Outre ses nombreux postes au sommet de l'Etat, Jean Castex est, depuis 2008, maire de Prades, commune des Pyrénées-Orientales de quelque 6 000 habitants. Il a été réélu dès le premier tour avec 75,72% des voix lors des dernières élections municipales. Un ancrage mis en avant par Emmanuel Macron lors de son interview du 14-Juillet, évoquant un "élu de terrain, pas d'une grande ville", qui possède "une culture du dialogue social" et "connaît la vie des élus locaux, les partenaires sociaux, la santé et les arcanes de notre modèle social".

"Pas tous les marqueurs du professionnel de la politique"

"Il y a évidemment une dimension de communication politique" dans les propos de Jean Castex au Figaro, commente auprès de franceinfo Arnaud Mercier, professeur de communication politique à l'université Panthéon Assas-Paris 2. "Être du sérail" est une "expression assez floue", qui est devenue "infamante", selon ce spécialiste. Jean Castex, en disant cela, tente "d'affirmer qu'il n'a pas les défauts que certains reprochent à Emmanuel Macron depuis qu'il est président, c'est-à-dire, un professionnel de la politique, déconnecté de la vie des gens. Un carriériste en somme", commente-t-il.
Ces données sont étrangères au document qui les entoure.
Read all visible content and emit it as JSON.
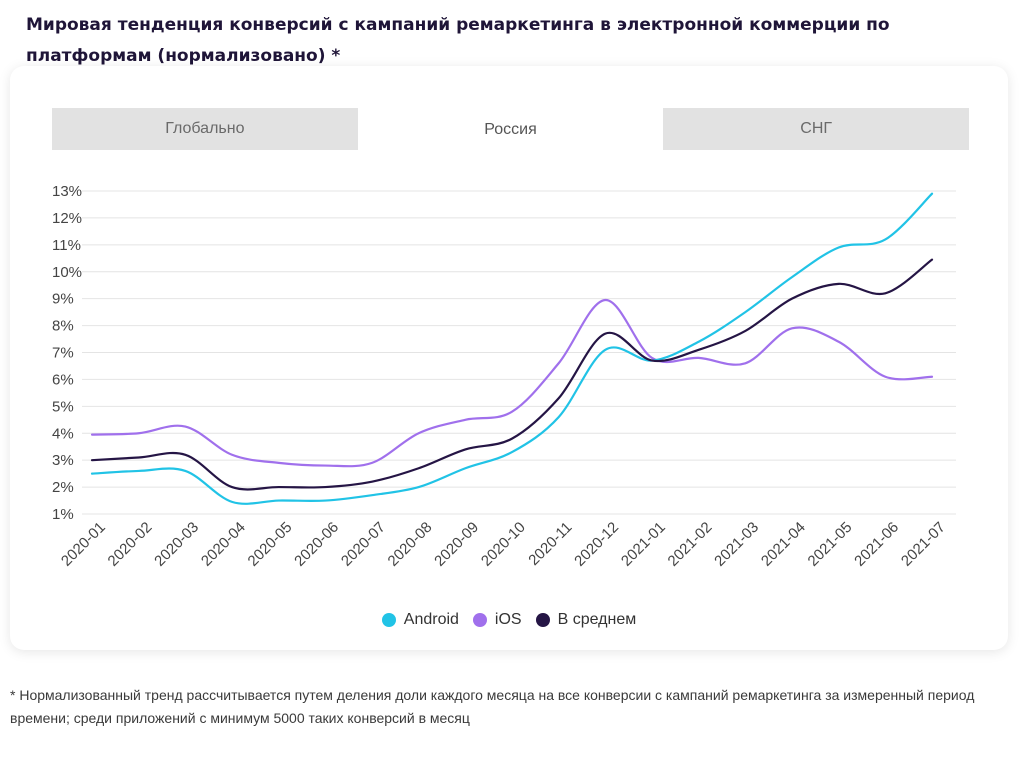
{
  "title": "Мировая тенденция конверсий с кампаний ремаркетинга в электронной коммерции по платформам (нормализовано) *",
  "tabs": [
    {
      "label": "Глобально",
      "active": false
    },
    {
      "label": "Россия",
      "active": true
    },
    {
      "label": "СНГ",
      "active": false
    }
  ],
  "chart_data": {
    "type": "line",
    "x": [
      "2020-01",
      "2020-02",
      "2020-03",
      "2020-04",
      "2020-05",
      "2020-06",
      "2020-07",
      "2020-08",
      "2020-09",
      "2020-10",
      "2020-11",
      "2020-12",
      "2021-01",
      "2021-02",
      "2021-03",
      "2021-04",
      "2021-05",
      "2021-06",
      "2021-07"
    ],
    "y_ticks": [
      "1%",
      "2%",
      "3%",
      "4%",
      "5%",
      "6%",
      "7%",
      "8%",
      "9%",
      "10%",
      "11%",
      "12%",
      "13%"
    ],
    "ylim": [
      1,
      13
    ],
    "grid": true,
    "legend_position": "bottom",
    "series": [
      {
        "name": "Android",
        "color": "#21c3e6",
        "values": [
          2.5,
          2.6,
          2.6,
          1.45,
          1.5,
          1.5,
          1.7,
          2.0,
          2.7,
          3.3,
          4.6,
          7.1,
          6.7,
          7.4,
          8.5,
          9.8,
          10.9,
          11.2,
          12.9
        ]
      },
      {
        "name": "iOS",
        "color": "#a070ec",
        "values": [
          3.95,
          4.0,
          4.25,
          3.2,
          2.9,
          2.8,
          2.9,
          4.0,
          4.5,
          4.8,
          6.6,
          8.95,
          6.8,
          6.8,
          6.6,
          7.9,
          7.4,
          6.1,
          6.1
        ]
      },
      {
        "name": "В среднем",
        "color": "#251545",
        "values": [
          3.0,
          3.1,
          3.2,
          2.0,
          2.0,
          2.0,
          2.2,
          2.7,
          3.4,
          3.8,
          5.3,
          7.7,
          6.7,
          7.1,
          7.8,
          9.0,
          9.55,
          9.2,
          10.45
        ]
      }
    ]
  },
  "footnote": "* Нормализованный тренд рассчитывается путем деления доли каждого месяца на все конверсии с кампаний ремаркетинга за измеренный период времени; среди приложений с минимум 5000 таких конверсий в месяц"
}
Pour cet expert, Jean Castex "a un cursus habituel Sciences Po Paris, l'ENA, haut fonctionnaire". Mais "dans ce moule classique", il a malgré tout un "parcours atypique", car "il n'a pas tous les marqueurs du professionnel de la politique" dans la mesure où "il n'a pas été député ou sénateur, il n'a pas été ministre, il n'a pas eu de fonctions importantes au sein du parti où il était inscrit", relève-t-il. Une nuance qui peut difficilement faire oublier sa trajectoire, dans l'ombre, mais au cœur du pouvoir.